The National Climate Assessment report, the third in the last 14 years, implicitly rejects the anti-science approach of the climate change deniers and the climate "confusionists." It insists upon an evidence-based observation of reality as we are already experiencing it:

"Multiple lines of independent evidence confirm that human activities are the primary cause of the global warming of the past 50 years. The burning of coal, oil, and gas, and clearing of forests have increased the concentration of carbon dioxide in the atmosphere by more than 40 percent since the Industrial Revolution, and it has been known for almost two centuries that this carbon dioxide traps heat. Methane and nitrous oxide emissions from agriculture and other human activities add to the atmospheric burden of heat-trapping gases."

While Republicans and coal-state Democrats have obstructed all efforts to develop a national response to climate change, many cities and states are beginning to make policy shifts to decrease greenhouse gas emissions, and to adjust to the changes now upon us.
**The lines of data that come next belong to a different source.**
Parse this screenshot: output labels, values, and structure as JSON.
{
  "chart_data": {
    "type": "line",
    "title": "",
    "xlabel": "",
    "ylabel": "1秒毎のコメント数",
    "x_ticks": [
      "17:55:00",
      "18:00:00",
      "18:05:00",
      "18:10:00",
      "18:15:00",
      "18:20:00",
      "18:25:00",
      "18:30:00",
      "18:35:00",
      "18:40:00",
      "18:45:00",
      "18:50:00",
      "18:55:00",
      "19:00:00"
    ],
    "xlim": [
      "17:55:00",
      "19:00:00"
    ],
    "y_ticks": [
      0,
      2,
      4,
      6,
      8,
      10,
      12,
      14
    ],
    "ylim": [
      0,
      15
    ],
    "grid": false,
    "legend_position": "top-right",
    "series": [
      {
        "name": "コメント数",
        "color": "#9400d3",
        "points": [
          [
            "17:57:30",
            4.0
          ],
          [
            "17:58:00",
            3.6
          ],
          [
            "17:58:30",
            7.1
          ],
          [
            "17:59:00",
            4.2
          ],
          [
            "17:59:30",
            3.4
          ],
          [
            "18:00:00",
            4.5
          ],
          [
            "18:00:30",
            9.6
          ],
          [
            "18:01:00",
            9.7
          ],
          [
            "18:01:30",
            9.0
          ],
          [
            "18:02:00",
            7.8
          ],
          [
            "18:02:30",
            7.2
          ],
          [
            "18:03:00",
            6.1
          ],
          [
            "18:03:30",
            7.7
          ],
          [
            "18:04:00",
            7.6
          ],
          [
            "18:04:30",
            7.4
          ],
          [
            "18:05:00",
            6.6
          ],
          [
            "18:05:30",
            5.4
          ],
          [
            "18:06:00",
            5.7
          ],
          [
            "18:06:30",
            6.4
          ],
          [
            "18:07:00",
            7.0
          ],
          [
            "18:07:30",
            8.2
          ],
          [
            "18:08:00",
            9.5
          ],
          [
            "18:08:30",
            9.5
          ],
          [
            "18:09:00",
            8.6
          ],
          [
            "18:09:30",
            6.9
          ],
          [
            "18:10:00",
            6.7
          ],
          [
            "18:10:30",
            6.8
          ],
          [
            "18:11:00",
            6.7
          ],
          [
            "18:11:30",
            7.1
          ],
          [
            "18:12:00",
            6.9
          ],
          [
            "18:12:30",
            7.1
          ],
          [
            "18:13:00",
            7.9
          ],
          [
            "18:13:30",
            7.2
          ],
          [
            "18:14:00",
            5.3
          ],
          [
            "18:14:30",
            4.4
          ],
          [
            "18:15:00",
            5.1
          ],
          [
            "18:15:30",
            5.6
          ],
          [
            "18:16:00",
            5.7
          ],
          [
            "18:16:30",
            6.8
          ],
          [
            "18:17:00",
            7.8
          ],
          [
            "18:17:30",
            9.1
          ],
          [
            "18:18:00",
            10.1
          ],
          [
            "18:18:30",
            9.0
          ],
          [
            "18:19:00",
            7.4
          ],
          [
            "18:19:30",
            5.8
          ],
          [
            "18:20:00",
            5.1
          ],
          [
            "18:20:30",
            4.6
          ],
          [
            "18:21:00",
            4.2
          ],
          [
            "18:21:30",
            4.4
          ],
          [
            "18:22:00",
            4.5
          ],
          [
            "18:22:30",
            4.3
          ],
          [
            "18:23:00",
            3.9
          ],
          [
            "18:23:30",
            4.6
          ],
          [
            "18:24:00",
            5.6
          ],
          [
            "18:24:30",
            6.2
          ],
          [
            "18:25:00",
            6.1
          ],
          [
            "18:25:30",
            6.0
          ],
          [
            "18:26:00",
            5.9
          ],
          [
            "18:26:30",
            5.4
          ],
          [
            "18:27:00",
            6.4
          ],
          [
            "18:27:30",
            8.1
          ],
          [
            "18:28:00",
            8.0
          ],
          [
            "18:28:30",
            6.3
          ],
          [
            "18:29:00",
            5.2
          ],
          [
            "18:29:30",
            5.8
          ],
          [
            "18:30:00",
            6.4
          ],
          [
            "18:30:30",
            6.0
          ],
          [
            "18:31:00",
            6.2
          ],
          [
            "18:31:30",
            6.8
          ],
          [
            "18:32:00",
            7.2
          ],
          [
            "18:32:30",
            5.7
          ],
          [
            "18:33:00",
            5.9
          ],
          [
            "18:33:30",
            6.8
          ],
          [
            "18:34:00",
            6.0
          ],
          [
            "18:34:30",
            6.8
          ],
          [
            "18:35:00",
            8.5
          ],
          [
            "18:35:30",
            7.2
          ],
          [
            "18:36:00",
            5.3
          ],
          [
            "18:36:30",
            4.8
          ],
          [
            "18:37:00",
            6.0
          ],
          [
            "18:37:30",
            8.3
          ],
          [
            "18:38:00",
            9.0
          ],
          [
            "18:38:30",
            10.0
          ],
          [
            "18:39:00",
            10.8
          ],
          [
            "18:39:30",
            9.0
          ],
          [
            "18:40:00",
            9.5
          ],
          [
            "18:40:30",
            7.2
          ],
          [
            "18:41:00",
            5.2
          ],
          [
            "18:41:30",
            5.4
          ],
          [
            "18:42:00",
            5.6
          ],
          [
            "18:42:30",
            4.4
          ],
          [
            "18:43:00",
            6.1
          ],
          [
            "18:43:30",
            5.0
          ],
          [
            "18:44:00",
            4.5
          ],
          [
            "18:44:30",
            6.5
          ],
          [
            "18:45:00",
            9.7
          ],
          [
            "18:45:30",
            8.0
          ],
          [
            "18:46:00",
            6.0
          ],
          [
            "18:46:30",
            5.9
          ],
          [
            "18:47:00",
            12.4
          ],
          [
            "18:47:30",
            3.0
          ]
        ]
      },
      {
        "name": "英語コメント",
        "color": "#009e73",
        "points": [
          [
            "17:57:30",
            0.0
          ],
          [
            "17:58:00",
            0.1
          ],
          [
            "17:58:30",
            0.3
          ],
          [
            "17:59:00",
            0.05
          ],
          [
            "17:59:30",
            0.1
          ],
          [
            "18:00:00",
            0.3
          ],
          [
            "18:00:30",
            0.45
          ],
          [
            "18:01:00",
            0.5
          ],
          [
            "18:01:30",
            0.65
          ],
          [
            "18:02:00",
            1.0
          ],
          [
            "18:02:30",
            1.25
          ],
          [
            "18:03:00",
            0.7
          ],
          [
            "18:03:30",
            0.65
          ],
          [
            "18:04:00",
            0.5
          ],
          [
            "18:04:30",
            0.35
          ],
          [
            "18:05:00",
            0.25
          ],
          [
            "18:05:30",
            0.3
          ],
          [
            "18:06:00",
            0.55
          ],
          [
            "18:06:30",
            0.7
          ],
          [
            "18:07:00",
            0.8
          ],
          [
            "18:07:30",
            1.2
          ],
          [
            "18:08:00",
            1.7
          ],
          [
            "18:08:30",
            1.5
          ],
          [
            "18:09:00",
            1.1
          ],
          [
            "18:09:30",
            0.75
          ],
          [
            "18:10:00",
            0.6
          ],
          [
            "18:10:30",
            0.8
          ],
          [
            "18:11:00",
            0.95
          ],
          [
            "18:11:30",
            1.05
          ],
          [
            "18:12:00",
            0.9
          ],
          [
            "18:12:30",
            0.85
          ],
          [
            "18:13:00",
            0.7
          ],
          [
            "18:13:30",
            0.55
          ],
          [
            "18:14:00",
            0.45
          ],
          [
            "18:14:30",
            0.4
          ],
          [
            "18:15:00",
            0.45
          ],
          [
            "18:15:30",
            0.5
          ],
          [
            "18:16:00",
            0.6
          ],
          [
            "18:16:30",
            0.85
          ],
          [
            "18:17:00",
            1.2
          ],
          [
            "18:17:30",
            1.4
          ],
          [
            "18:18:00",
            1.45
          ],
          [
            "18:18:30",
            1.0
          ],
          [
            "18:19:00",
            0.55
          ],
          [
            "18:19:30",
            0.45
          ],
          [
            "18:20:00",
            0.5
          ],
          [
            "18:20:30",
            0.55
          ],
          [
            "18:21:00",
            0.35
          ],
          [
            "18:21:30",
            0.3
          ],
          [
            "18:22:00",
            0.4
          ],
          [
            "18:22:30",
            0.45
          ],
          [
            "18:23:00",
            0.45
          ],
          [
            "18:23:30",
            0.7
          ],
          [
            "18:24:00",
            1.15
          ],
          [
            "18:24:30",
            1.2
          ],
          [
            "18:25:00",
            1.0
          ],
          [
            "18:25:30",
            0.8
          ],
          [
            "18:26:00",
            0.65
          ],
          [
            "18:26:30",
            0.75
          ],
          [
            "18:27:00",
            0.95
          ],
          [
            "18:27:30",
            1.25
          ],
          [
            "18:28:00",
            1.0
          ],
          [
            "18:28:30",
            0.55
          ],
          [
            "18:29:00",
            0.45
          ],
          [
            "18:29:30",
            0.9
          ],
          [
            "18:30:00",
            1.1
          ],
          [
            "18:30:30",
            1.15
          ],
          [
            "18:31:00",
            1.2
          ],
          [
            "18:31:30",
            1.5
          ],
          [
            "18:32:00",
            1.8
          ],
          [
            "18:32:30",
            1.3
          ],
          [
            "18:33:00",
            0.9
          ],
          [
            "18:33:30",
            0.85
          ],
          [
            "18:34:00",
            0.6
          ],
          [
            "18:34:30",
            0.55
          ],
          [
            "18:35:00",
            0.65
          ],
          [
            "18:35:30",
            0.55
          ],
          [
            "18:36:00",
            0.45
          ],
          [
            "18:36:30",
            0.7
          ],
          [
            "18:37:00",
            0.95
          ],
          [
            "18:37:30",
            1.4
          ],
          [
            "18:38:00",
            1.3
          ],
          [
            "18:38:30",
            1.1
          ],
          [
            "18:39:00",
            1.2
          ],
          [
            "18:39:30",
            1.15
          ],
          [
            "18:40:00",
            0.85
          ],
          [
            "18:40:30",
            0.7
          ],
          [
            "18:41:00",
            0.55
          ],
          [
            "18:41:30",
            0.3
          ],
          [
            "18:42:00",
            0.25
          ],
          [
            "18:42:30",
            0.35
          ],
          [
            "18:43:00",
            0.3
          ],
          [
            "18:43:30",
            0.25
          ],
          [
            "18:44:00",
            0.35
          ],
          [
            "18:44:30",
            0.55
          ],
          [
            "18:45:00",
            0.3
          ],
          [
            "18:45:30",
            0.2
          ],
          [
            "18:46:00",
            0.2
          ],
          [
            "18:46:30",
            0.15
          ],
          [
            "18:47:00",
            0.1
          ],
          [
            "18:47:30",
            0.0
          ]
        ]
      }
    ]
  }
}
While this assessment focuses on the science, on the observed changes in process, and on public policy changes for policy makers to consider, it does not deal with the many different and growing struggles taking place on environmental and climate issues.

The struggle against the Keystone XL pipeline is bringing together unique coalitions such as the Cowboy and Indian Alliance that recently sponsored a week of actions in Washington D.C. Farmers, Native American tribes, and environmental groups are uniting to oppose the interests of the big energy corporations, which propose to trample on the land these groups depend on.

Anti-fracking struggles are taking place in many parts of the country, opposing the threats to our drinking water systems, the increases in earthquakes due to fracking, and the devastation wreaked on nearby communities.

The movement to demand that cities, states, pension funds, and university endowment funds divest from fossil fuel companies got a boost from the decision this week by Stanford University to withdraw all of its funds from fossil fuel "investments." The divestment movement, already successful at several major universities and cities such as Seattle, is growing internationally. 350.org is coordinating these efforts here in the U.S. and working with many organizations worldwide to put the fossil fuel companies on notice that they will pay political, public relations, and economic prices for their profit-taking on production destructive of our common future.

The assessment says, "Adaptation and mitigation are closely linked; adaptation efforts will be more difficult, more costly, and less likely to succeed if significant mitigation actions are not taken." Action must be taken on the individual, city, regional, national, and international levels if humanity as a whole is to avoid the worst consequences of global warming which will occur if there isn't a change from business as usual. The sooner we act, the cheaper and more effective our policy responses will be.

As millions or people around the world engage in struggle on climate issues, they are bringing democratic pressure to bear on those who want to confuse us, who want to delay collective action so their private interests can continue to make excess profits.